We live in a world built from crystals: the chips in our phones, the batteries in electric cars, and the catalysts that clean exhaust all depend on how atoms arrange themselves in repeating patterns. Knowing how a crystal’s structure affects its behavior is key to inventing better materials, but calculating those properties with traditional physics simulations or lab experiments is slow and expensive. This paper introduces a new AI approach, called CLOUD, that learns from millions of known crystals and basic physical principles to rapidly predict how new crystalline materials will behave.

Figure 1
Figure 1.

Turning crystal structures into simple strings

A major challenge in teaching computers about crystals is how to describe a three-dimensional atomic pattern in a form a model can handle efficiently. Rather than feeding in full atomic coordinates, the authors design a compact description called SCOPE. It captures three essential ingredients: the overall symmetry of the crystal, the repeating sets of equivalent atomic sites, and which elements sit where, including their relative amounts. All of this is expressed as a short, coordinate-free string. This string keeps the most important structural information while being cheap to store and easy for a language-style AI model to read.
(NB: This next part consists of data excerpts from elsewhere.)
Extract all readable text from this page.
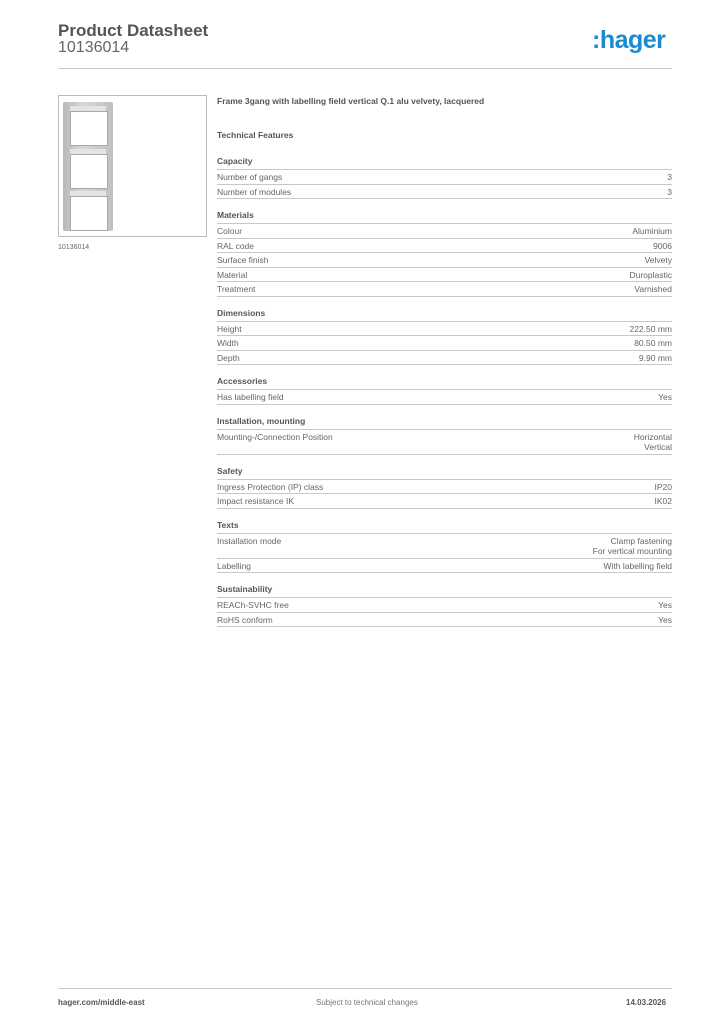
Product Datasheet
10136014	:hager
10136014
Frame 3gang with labelling field vertical Q.1 alu velvety, lacquered
Technical Features
Capacity
Number of gangs	3
Number of modules	3
Materials
Colour	Aluminium
RAL code	9006
Surface finish	Velvety
Material	Duroplastic
Treatment	Varnished
Dimensions
Height	222.50 mm
Width	80.50 mm
Depth	9.90 mm
Accessories
Has labelling field	Yes
Installation, mounting
Mounting-/Connection Position	Horizontal
Vertical
Safety
Ingress Protection (IP) class	IP20
Impact resistance IK	IK02
Texts
Installation mode	Clamp fastening
For vertical mounting
Labelling	With labelling field
Sustainability
REACh-SVHC free	Yes
RoHS conform	Yes
hager.com/middle-east	Subject to technical changes	14.03.2026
A language model for materials

Building on SCOPE, the authors create CLOUD, a transformer-based foundation model similar in spirit to those used for natural language. Instead of learning from sentences on the internet, CLOUD is trained on SCOPE strings for more than six million crystals collected from public databases. During this pretraining, the model repeatedly sees partial strings with some tokens hidden and learns to guess the missing pieces, forcing it to internalize patterns that connect symmetry, site arrangements, and composition. Afterward, a simple prediction layer is added on top and the model is fine-tuned on smaller, labeled datasets to predict specific properties such as formation energy, band gap, mechanical stiffness, and dielectric response.

Accurate, scalable, and broadly applicable

When tested on standard materials benchmarks, CLOUD matches or outperforms many existing machine-learning models, including those that rely on full atomic coordinates. It is especially strong when data are scarce or when the test crystals differ from those seen during training, a common situation in real materials discovery. The model also performs well on more complex or “unconventional” structures containing defects, large unit cells, or low-dimensional layers. Analysis of the model’s internal attention reveals that it naturally focuses on the symmetry tokens in SCOPE, confirming that it has learned to use physically meaningful cues. The authors further study how performance improves as they increase both model size and training data and find that CLOUD follows predictable scaling laws, suggesting that even larger, more capable versions could be built in the future.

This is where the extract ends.